Entahlah, emosi yang meledak-ledak seharusnya selalu kuhindari. Namun, karena ini adalah sifat negatif lahiriahku, aku merasa kesulitan untuk mengontrolnya.

"Asal kau tahu, aku menanyakan genre musik favoritmu adalah demi mengajakmu nonton konser bersama, sebagai bentuk persetujuanku untuk mengenal sosok Aiden Kowalsky lebih dekat!" Emosiku kali ini seperti telah berada di ubun-ubun. Di mana jika semakin lama bersama Aiden, maka kekerasan fisik bisa saja terjadi. "Jadi karena kau telah membuang waktuku, izinkan aku pergi sekarang."

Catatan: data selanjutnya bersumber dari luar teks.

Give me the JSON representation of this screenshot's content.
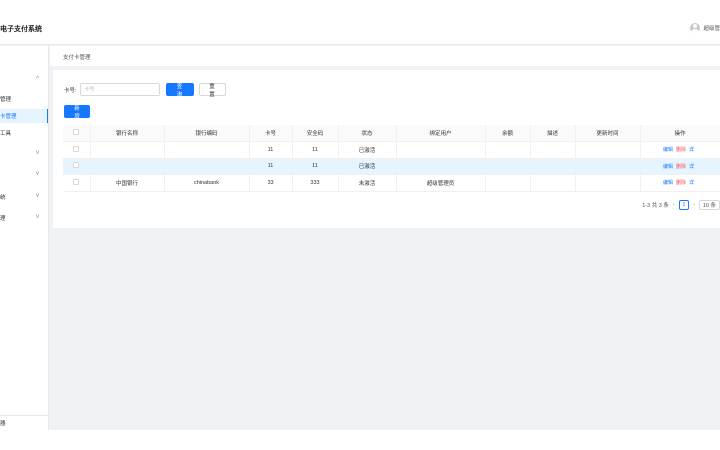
{
  "header": {
    "title": "电子支付系统",
    "user": "超级管"
  },
  "sidebar": {
    "items": [
      {
        "label": "",
        "chevron": "^"
      },
      {
        "label": "管理"
      },
      {
        "label": "卡管理"
      },
      {
        "label": "工具"
      },
      {
        "label": "",
        "chevron": "v"
      },
      {
        "label": "",
        "chevron": "v"
      },
      {
        "label": "统",
        "chevron": "v"
      },
      {
        "label": "理",
        "chevron": "v"
      }
    ],
    "footer": "器"
  },
  "breadcrumb": "支付卡管理",
  "search": {
    "label": "卡号:",
    "placeholder": "卡号",
    "query_label": "查 询",
    "reset_label": "重 置"
  },
  "toolbar": {
    "add_label": "新增"
  },
  "table": {
    "headers": [
      "",
      "银行名称",
      "银行编码",
      "卡号",
      "安全码",
      "状态",
      "绑定用户",
      "余额",
      "描述",
      "更新时间",
      "操作"
    ],
    "rows": [
      [
        "",
        "",
        "",
        "11",
        "11",
        "已激活",
        "",
        "",
        "",
        "",
        ""
      ],
      [
        "",
        "",
        "",
        "11",
        "11",
        "已激活",
        "",
        "",
        "",
        "",
        ""
      ],
      [
        "",
        "中国银行",
        "chinabank",
        "33",
        "333",
        "未激活",
        "超级管理员",
        "",
        "",
        "",
        ""
      ]
    ],
    "ops": {
      "edit": "编辑",
      "delete": "删除",
      "more": "详"
    }
  },
  "pagination": {
    "summary": "1-3 共 3 条",
    "prev": "‹",
    "page": "1",
    "next": "›",
    "size": "10 条"
  },
  "colors": {
    "primary": "#1677ff",
    "danger": "#ff4d4f",
    "highlight": "#e6f4ff"
  }
}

"Wait a minute, Megan." Aiden menahan pergerakanku dengan mencengkram pelan pergelangan tanganku, di mana hal tersebut membuatku kembali melihat wajah tampan yang menyebalkan itu. "Baiklah, aku suka pop. Jadi kumohon ajak aku untuk nonton konser bersamamu."

Kedua alisku terangkat. Perasaan shock jangka pendek sempat menyerangku, di mana dewi batinku menari-nari sambil menyanyikan lagu haleluya. Otak cerdasku pun selalu memberikan pertanyaan serupa, yakni apakah yanh dikatakan Aiden barusan adalah sungguhan? Mengapa lelaki itu bisa memohon untuk pergi denganku? Dia tidak sedang mabuk, 'kan?

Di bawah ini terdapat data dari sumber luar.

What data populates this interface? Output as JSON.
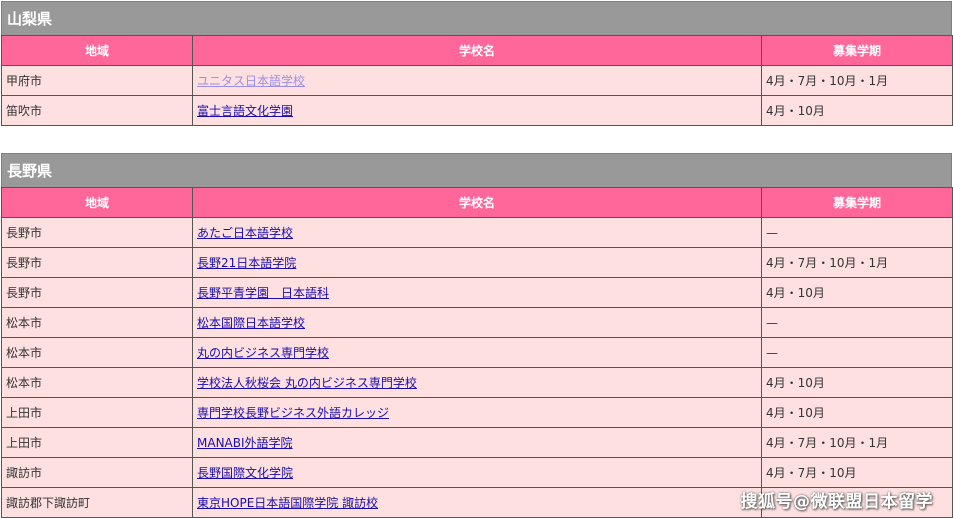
{
  "columns": {
    "area": "地域",
    "school": "学校名",
    "term": "募集学期"
  },
  "sections": [
    {
      "title": "山梨県",
      "rows": [
        {
          "area": "甲府市",
          "school": "ユニタス日本語学校",
          "term": "4月・7月・10月・1月"
        },
        {
          "area": "笛吹市",
          "school": "富士言語文化学園",
          "term": "4月・10月"
        }
      ]
    },
    {
      "title": "長野県",
      "rows": [
        {
          "area": "長野市",
          "school": "あたご日本語学校",
          "term": "—"
        },
        {
          "area": "長野市",
          "school": "長野21日本語学院",
          "term": "4月・7月・10月・1月"
        },
        {
          "area": "長野市",
          "school": "長野平青学園　日本語科",
          "term": "4月・10月"
        },
        {
          "area": "松本市",
          "school": "松本国際日本語学校",
          "term": "—"
        },
        {
          "area": "松本市",
          "school": "丸の内ビジネス専門学校",
          "term": "—"
        },
        {
          "area": "松本市",
          "school": "学校法人秋桜会 丸の内ビジネス専門学校",
          "term": "4月・10月"
        },
        {
          "area": "上田市",
          "school": "専門学校長野ビジネス外語カレッジ",
          "term": "4月・10月"
        },
        {
          "area": "上田市",
          "school": "MANABI外語学院",
          "term": "4月・7月・10月・1月"
        },
        {
          "area": "諏訪市",
          "school": "長野国際文化学院",
          "term": "4月・7月・10月"
        },
        {
          "area": "諏訪郡下諏訪町",
          "school": "東京HOPE日本語国際学院 諏訪校",
          "term": ""
        }
      ]
    }
  ],
  "watermark": "搜狐号@微联盟日本留学"
}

Dan seperti itu terus, hingga Aiden memanggil namaku sambil menggerakan tangan kirinya di depan wajahku.

Sial! Aku pasti tampak sangat konyol tadi.

"Kau mau mengajakku, 'kan?" Ia bertanya lagi dan diam-diam, aku ingin mencubit pipinya karena gemas. "Persetan, jika genre musik kita berbeda karena aku sungguh ingin pergi denganmu."

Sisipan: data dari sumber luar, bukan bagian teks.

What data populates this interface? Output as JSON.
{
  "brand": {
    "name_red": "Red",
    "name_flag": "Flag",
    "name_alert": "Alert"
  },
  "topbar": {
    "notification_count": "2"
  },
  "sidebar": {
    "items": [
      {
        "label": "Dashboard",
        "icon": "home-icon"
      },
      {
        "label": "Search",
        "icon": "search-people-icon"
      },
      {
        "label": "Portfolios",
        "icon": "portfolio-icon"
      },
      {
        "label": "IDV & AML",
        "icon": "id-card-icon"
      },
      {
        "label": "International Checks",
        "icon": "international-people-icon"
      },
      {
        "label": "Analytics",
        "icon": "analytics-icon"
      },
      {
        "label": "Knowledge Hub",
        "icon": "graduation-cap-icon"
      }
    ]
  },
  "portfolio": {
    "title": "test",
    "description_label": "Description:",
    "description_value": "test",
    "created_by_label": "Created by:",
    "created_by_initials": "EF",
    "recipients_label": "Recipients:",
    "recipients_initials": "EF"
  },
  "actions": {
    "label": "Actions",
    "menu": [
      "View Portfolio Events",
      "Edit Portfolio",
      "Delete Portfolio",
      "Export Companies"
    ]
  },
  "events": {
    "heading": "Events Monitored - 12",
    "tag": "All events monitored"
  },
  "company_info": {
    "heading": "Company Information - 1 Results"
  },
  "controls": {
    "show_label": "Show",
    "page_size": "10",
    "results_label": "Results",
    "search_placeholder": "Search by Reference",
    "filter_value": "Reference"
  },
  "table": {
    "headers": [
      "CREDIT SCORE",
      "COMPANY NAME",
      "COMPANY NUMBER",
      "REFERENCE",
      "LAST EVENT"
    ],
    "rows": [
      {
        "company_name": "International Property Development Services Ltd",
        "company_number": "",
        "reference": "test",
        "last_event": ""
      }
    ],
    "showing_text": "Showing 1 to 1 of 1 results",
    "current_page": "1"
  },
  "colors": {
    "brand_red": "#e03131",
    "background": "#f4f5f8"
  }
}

Refleks, karena merasa kasihan dengan cara Aiden memohon padaku, maka aku pun mengangguk dan berkata, "Dengan terpaksa, aku akan mengajakmu pergi. Dua minggu lagi, konser One Direction. Jemput aku, maka akan kuberi tiketnya."

"Aku akan menjemputmu. Tenang saja, tinggal beritahu jam berapa, maka kau akan melihatku berdiri di depan pintu rumahmu."

"Sial! Aku tidak mengharapkan hal itu ter--" Ucapanku tiba-tiba terputus, saat Aiden memeluku tanpa bertanya hingga menimbulkan olahraga jantung tanpa diminta.

Aku tidak sanggup lagi berkata-kata karena lidahku kehilangan fungsi, serta seluruh anggota gerakku seketika kaku.

Dan dengan tidak tahu dirinya, Aiden berbicara pelan--memanggil namaku--tepat di telingaku. "Tapi aku sungguh mengharapkan momen itu akan terjadi, Megan," ujarnya tepat di telingaku dan tanpa sadar dusa sudut bibirku terangkat dengan sangat tulus.